St. George Tucker On Secession

“And since the seceding states, by establishing a new constitution and form of federal government among themselves, without the consent of the rest, have shown that they consider the right to do so whenever the occasion may, in their opinion require it, we may infer that the right has not been diminished by any new compact which they may since have entered into, since none could be more solemn or explicit than the first, nor more binding upon the contracting partie.”
~St. George Tucker *

Secession from the Articles of Confederation, the first Constitution, set a legal and moral precedent. The Constitutional Convention was initiated with the limited mandate of improving, not replacing, the first Constitution. Not all the states were present at the Constitutional Convention and the the second Constitution was initially ratified and enacted prior to the agreement and consent of all states, which was directly and explicitly unconstitutional according to the first Constitution (The Vague and Ambiguous US Constitution). The first Constitution originated in unanimous agreement and required unanimous agreement to make any changes to it, but the second Constitution was an act of fiat and so a non-violent coup.
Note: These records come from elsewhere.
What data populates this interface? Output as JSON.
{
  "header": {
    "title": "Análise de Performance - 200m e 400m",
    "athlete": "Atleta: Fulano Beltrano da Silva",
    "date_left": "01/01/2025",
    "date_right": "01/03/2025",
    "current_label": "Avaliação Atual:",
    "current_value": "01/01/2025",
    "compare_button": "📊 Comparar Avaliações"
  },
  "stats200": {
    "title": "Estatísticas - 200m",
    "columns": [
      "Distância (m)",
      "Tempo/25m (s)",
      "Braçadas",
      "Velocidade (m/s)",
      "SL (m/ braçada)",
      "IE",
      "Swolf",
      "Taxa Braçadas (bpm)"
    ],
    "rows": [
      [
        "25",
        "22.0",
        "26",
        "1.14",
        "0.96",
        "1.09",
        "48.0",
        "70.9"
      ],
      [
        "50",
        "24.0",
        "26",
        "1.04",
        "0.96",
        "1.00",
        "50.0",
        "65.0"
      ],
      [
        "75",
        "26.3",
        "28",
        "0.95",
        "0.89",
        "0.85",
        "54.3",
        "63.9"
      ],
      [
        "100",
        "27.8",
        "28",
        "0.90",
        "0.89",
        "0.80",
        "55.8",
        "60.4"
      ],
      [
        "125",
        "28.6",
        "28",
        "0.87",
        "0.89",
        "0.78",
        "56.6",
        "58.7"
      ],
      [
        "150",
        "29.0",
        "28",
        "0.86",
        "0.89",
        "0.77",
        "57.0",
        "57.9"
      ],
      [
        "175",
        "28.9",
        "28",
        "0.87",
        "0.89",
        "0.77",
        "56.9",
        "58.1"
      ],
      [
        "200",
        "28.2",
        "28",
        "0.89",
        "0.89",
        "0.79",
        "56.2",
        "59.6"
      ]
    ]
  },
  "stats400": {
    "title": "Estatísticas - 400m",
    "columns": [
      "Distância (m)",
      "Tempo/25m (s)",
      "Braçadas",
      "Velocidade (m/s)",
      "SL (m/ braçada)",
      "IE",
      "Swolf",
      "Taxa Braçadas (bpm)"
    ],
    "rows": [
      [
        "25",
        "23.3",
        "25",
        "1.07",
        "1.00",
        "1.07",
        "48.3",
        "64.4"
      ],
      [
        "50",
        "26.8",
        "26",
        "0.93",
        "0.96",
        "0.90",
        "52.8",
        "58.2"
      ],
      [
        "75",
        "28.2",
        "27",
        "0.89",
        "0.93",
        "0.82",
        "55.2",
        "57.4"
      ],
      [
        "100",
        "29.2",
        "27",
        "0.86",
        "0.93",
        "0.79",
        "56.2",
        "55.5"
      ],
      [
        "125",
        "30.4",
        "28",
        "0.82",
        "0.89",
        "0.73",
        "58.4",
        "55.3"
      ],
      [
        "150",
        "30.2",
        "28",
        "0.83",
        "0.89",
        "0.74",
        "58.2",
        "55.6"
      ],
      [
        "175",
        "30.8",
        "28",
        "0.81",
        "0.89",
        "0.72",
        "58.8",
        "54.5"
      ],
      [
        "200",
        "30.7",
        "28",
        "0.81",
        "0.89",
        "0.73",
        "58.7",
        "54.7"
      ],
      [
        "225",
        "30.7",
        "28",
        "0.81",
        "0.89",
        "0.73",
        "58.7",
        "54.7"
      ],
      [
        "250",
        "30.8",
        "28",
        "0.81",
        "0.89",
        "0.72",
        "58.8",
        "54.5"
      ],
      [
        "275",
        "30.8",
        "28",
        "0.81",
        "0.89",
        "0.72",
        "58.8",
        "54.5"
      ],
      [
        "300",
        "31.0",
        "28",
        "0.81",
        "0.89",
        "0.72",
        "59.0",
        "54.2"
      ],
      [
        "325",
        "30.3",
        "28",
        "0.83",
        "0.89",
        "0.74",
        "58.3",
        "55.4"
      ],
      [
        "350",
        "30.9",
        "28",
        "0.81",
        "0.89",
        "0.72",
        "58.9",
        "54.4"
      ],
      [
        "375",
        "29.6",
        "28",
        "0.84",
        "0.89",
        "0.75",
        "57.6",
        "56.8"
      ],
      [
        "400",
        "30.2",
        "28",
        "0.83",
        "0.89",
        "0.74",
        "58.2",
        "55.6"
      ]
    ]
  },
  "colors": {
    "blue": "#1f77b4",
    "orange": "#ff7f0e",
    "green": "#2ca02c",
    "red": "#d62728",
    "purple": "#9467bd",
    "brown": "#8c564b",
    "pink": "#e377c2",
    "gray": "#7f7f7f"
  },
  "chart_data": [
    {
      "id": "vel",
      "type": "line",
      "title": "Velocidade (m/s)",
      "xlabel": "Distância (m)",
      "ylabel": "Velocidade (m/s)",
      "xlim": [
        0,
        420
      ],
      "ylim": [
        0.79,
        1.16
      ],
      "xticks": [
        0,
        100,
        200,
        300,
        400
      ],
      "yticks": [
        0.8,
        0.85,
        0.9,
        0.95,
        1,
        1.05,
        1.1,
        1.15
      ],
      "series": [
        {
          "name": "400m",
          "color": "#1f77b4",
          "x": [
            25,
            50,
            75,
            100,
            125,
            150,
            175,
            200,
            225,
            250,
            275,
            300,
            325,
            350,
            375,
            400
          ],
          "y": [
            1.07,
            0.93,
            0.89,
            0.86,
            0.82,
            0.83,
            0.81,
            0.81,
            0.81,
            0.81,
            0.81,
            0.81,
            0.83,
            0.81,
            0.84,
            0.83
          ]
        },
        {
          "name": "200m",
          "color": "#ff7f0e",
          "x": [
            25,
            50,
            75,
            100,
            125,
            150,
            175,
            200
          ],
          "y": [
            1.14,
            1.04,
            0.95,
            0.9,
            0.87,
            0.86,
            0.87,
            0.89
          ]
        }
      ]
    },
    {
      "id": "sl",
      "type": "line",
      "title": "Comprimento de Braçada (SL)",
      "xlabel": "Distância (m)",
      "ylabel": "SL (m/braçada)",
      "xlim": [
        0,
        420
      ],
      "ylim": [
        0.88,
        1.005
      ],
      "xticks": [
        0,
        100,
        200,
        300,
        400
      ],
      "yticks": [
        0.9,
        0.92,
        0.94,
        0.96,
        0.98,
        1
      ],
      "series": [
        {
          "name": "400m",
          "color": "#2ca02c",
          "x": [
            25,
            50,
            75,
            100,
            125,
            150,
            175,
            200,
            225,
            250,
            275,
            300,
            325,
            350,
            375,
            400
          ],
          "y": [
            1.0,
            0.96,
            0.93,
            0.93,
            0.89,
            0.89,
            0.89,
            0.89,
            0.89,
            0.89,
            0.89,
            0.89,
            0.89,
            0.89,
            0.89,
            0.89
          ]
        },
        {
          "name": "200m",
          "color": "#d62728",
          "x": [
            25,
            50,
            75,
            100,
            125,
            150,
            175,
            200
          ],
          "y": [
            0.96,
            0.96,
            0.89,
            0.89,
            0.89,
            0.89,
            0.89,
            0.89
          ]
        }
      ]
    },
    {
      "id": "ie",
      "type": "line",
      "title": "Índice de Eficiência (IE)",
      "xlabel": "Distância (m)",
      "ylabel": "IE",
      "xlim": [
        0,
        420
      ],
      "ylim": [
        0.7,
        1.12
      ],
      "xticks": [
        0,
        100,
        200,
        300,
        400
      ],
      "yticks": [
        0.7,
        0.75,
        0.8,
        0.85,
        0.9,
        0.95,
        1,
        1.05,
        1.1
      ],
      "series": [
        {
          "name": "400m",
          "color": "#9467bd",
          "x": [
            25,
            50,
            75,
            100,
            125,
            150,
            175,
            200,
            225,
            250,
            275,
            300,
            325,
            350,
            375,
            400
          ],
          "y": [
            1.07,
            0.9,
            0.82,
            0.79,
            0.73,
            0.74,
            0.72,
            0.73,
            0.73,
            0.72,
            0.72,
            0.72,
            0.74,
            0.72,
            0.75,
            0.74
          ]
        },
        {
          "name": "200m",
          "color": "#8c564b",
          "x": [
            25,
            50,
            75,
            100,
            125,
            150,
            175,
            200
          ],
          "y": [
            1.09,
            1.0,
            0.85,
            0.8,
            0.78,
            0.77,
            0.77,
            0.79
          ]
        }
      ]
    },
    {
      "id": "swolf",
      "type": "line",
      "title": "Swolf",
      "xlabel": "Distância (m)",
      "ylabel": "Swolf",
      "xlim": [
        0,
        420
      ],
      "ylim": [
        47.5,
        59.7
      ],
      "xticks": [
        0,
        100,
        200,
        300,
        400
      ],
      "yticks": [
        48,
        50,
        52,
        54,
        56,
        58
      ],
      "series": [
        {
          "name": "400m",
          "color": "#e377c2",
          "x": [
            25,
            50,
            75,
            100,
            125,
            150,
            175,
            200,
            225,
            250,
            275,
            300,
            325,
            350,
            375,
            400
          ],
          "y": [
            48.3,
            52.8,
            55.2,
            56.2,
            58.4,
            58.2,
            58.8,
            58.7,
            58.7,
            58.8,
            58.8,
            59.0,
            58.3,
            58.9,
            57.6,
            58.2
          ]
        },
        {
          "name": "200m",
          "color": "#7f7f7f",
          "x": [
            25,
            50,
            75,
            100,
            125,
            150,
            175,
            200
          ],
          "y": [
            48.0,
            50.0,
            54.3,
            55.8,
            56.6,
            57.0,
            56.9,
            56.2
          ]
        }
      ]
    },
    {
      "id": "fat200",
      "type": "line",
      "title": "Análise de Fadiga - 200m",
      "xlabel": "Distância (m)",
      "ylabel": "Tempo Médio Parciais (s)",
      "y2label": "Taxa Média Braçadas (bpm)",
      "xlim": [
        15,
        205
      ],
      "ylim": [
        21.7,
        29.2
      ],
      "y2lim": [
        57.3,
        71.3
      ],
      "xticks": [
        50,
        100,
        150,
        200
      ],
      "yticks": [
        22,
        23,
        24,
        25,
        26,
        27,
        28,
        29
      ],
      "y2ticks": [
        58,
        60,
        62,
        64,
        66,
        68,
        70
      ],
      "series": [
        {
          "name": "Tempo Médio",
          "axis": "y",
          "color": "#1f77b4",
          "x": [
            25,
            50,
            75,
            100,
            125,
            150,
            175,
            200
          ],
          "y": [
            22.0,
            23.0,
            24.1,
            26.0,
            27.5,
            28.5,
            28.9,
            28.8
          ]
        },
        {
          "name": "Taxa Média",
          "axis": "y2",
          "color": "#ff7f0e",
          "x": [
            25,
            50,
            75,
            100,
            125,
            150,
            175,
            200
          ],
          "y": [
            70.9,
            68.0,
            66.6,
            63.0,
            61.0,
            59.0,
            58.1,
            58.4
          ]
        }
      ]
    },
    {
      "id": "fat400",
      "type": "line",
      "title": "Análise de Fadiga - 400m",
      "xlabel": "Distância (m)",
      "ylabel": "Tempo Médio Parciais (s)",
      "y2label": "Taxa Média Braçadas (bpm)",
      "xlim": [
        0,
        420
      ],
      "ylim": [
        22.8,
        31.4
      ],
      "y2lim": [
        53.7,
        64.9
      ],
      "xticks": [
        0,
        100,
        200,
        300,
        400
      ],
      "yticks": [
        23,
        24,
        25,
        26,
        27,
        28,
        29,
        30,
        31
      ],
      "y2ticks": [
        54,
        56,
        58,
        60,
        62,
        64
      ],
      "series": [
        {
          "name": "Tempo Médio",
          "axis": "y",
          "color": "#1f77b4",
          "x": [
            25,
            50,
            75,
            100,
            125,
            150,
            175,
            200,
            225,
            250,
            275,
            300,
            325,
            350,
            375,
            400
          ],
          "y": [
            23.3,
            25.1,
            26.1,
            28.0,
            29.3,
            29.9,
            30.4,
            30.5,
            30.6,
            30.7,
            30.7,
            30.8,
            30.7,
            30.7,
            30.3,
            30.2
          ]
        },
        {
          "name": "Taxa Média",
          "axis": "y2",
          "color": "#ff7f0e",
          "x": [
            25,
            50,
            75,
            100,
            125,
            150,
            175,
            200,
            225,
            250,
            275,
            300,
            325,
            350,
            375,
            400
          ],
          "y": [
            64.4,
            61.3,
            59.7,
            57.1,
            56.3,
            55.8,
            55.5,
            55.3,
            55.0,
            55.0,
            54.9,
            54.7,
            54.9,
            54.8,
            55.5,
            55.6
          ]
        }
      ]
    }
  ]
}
Or was it non-violent? The American Revolution continued on with numerous rebellions by the veterans of the Revolutionary War. These rebellions were violently put down by the federal government (e.g., Shays’ Rebellion). This was the very thing that the Anti-Federalists feared and warned about. They sensed the imperialist and authoritarian aspirations of some of the leading pseudo-Federalists. Once a large centralized government controlled both taxation and military, the ruling elite would have total control and a free society would be doomed (Dickinson’s Purse and Sword). It turns out the Anti-Federalists were right

Since the second Constitution was an entirely new constitutional order enforced through coercion, there is no reason a third (or fourth or fifth) Constitution could be blocked on constitutional grounds. A third Constitution would not require legitimacy based on the second Constitution any more than the second Constitution required legitimacy based on the first Constitution. Unless there is consensus, as was the case with the first Constitution, any further Constitutions would be acts of secession, as was the case with the second Constitution. The fact that we, nonetheless, accept the second Constitution as legitimate explicitly gives legitimacy to secession itself.

Neither of the constitutional orders were formed without violence. And as the second Constitution was a secession from the Articles of Confederation, the first Constitution was likewise a secession from the British Empire. There is a strong precedence of secession in American history. The Southern states weren’t wrong in affirming this right of secession. The initiation of the Civil War wasn’t done to stop secession. The federal government would not have had public support for attacking the Confederacy, if Southern rebels had not first attacked the federal government in shooting cannons at Fort Sumter. Without that initial act of violence, the South probably would have successfully seceded and so would have set a new precedent for peaceful secession.

Secession had long been part of American thought. Leaders in the Northern states had earlier discussed secession as well. That was one of the original rights of the Articles of Confederation, that the union was an agreement freely joined according to consensus of all states. The states were considered independent. That is why they were called states, in the sense of being nation-states in a union. Democracy was assumed to operate within the separate (nation-)states, as the federal government was intentionally constrained. The federal government served the states, as the states served their citizenry, not the other way around.

Ultimate authority exist within the public mandate of each local citizenry. A state seceding from the United States, as such, is no different than secession of the UK from the European Union. This is what it means to be part of a free society where citizens are free to choose their own government.

* * *

* Quoted in a comment at the Civil War Talk forum.

St. George Tucker was an American Revolution veteran, slave emancipation advocate, law professor, respected legal scholar, and federal judge. He wrote View of the Constitution, the first detailed commentary on the U.S. Constitution after its ratification, and Commentaries that became the most important text on early American law.

He was an Anti-Federalist (i.e., true Federalist) and a strong believer in Natural Rights. His defense of the Second Amendment was not in favor of individual rights but states rights, that is to say he saw the purpose of the public owning a gun not as a justification for vigilantism but as a way for citizens to protect their freedom against authoritarianism (Saul Cornell, St. George Tucker and the Second Amendment: original understandings and modern misunderstandings).